Ouvert comme rarement, le 100 m a sacré l’inattendu italien Lamont Marcell Jacobs dimanche aux Jeux olympique de Tokyo, les premiers depuis la retraite de la légende Usain Bolt, dans une soirée où Yulimar Rojas a battu le record du monde du triple saut.
En 9 sec 80 (+0,1 m/s de vent), nouveau record d’Europe, Jacobs (26 ans) a devancé l’Américain Fred Kerley, adepte du tour de piste qui n’avait jamais couru de 100 m de haut niveau avant cette année, et le Canadien Andre de Grasse, qui retrouve le bronze comme à Rio.
Pas de mimiques au départ, pas de record à sauter du canapé, pas de flèche invisible plantée dans le ciel de Tokyo à l’arrivée. Le 100 m olympique et avec lui tout l’athlétisme a définitivement tourné la page Usain Bolt dimanche soir.
La ligne droite a perdu une légende et un certain sens du show, mais elle a gagné en suspense! Dans la moiteur du stade olympique (environ 27 degrés et 74% d’humidité), les hommes les plus rapides du monde ont fait parcourir le délicieux frisson de l’incertitude toute la soirée.

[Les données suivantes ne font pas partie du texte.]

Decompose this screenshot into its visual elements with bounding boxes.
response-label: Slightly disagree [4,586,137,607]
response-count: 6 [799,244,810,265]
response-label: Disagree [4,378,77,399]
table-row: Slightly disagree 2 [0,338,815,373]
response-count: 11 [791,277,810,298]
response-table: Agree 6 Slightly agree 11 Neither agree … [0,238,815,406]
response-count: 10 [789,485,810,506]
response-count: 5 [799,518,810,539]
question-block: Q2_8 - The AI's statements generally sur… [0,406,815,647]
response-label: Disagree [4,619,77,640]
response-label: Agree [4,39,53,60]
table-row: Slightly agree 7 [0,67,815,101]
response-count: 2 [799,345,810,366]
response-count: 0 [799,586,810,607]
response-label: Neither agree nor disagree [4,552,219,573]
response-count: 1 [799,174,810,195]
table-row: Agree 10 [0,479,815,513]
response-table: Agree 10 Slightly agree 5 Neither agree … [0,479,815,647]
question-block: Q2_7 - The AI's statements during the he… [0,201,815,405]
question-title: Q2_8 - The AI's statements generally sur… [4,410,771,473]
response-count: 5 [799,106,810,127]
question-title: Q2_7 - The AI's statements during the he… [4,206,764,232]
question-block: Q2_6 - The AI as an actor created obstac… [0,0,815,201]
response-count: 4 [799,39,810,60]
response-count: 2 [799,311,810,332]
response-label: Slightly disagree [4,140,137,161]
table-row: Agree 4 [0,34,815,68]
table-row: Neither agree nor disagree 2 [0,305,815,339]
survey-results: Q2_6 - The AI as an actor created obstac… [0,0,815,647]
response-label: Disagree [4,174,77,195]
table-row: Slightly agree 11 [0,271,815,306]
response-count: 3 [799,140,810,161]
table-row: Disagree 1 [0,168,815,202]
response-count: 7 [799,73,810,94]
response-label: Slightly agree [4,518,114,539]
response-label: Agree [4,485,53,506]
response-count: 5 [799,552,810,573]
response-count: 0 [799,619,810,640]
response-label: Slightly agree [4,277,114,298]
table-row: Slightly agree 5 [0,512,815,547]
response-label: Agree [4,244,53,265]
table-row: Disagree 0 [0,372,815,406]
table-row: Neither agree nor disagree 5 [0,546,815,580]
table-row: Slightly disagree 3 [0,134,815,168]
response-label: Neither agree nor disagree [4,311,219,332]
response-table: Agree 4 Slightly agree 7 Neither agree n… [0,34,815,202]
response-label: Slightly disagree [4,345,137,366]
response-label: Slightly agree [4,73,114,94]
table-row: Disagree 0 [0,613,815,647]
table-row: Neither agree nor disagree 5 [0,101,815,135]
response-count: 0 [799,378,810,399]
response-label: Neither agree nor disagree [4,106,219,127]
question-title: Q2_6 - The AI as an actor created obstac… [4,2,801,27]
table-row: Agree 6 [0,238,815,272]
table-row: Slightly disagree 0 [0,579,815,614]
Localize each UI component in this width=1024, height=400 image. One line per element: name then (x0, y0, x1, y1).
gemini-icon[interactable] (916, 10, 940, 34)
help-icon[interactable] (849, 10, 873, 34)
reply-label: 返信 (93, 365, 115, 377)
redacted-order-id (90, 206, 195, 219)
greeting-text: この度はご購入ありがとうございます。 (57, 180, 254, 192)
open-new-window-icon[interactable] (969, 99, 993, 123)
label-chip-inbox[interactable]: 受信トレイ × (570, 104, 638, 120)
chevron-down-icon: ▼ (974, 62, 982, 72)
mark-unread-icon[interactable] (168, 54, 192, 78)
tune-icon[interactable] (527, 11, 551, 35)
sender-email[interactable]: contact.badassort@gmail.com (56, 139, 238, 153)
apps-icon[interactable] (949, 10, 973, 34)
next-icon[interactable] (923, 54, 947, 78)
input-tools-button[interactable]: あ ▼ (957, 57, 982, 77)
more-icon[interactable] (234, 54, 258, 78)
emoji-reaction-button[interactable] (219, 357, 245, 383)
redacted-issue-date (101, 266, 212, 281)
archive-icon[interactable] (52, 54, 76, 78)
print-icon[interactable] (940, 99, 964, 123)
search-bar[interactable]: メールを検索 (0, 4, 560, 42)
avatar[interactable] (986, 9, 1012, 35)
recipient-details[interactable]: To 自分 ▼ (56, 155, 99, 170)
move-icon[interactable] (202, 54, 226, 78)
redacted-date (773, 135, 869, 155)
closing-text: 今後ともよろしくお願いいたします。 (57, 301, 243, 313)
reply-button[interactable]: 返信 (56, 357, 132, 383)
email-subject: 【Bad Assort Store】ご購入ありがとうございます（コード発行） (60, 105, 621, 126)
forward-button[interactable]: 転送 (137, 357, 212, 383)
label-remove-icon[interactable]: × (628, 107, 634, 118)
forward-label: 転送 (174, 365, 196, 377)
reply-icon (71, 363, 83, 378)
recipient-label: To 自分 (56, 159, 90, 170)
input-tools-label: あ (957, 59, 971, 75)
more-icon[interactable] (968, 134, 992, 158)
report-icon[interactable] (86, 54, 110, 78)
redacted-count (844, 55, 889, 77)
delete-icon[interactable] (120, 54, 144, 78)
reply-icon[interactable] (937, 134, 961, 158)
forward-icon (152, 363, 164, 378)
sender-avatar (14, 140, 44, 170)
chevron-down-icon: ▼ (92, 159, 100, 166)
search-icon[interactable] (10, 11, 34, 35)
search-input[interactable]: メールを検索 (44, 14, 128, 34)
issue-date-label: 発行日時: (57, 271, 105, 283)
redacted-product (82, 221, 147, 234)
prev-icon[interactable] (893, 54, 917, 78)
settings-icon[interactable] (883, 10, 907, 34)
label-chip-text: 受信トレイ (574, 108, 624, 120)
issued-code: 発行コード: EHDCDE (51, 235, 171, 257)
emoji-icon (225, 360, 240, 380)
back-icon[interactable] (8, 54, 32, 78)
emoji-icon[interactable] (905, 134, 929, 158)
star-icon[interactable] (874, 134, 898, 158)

Le « teasing » était déjà de qualité après les demi-finales en début de session: le favori américain annoncé Trayvon Bromell a été laissé à la porte, comme le vice-champion olympique 2012 Yohan Blake, privant la Jamaïque de finale pour la première fois depuis Sydney en 2000, comme un symbole.
– 23 centièmes en une saison –
La pression était telle qu’elle a fait exploser le Britannique Zharnel Hugues, auteur d’un grossier faux départ en finale.
Solide du début à la fin de sa course, c’est bien Jacobs qui s’est détaché petit à petit de la meute, pour tendre ses gros bras musclés et tatoués sur la ligne.
Il était impossible de prédire le sacre d’un coureur qui n’était jamais passé sous les 10 secondes avant cette saison, qui ne comptait aucune finale internationale dans sa carrière, aucun podium de renom en plein air, même européen, et qui a retranché 23 centièmes de seconde à son meilleur chrono en quelques mois.
Le premier européen champion olympique du 100 m depuis le Britannique Linford Christie en 1992 s’est révélé en 2021 en devenant champion d’Europe en salle du 60 m cet hiver à Torun (Pologne), avant de tout casser cet été: 9 sec 95 en mai puis 9 sec 84 en demi-finale dimanche, avant la gloire en fin de soirée.
« Mon seul rêve en arrivant ici, c’était d’entrer en finale. C’est incroyable, je n’ai pas de mot pour décrire ce moment. Je pense avoir besoin de quatre ou cinq ans pour réaliser, comprendre ce qu’il s’est passé », a-t-il expliqué.
– « Pas le moment des comparaisons » –
La ligne droite, privatisée par Bolt en 2008, 2012 et 2016, a donc sacré un quasi inconnu qu’il est difficile de désigner comme le successeur du Jamaïcain.
« Je me rappelle de chaque course de Bolt, je les ai toutes vues. Être ici après l’avoir vu faire à la télé est incroyable. C’est dur de me comparer à lui. Il est la face d’une période entière de l’athlétisme, il a changé le sport, ce n’est pas le moment pour les comparaisons, il faudra voir comment vont évoluer les choses dans le futur pour moi », a dit Jacobs.
L’Italie a connu une soirée magnifique avec le titre quelques minutes auparavant du fantasque sauteur en hauteur Gianmarco Tamberi, partagé avec son ami qatari Mutaz Essa Barshim.
Le cardio venait tout juste de monter à bloc avec l’éblouissant record du monde du triple saut pour Yulimar Rojas à 15,67 m, mieux que les 15,50 m de l’Ukrainienne Inessa Kravets en 1995.
Comme elle sait aussi faire le spectacle, elle avait réservé cette petite folie pour son sixième et dernier essai, déjà assurée du titre, le premier aux JO tous sports confondus pour une Vénézuélienne.
Ce condensé d’émotions brutes a favorisé une belle ambiance, malgré l’absence de public, grâce à quelques dizaines de participants aux Jeux venus soutenir leurs coéquipiers.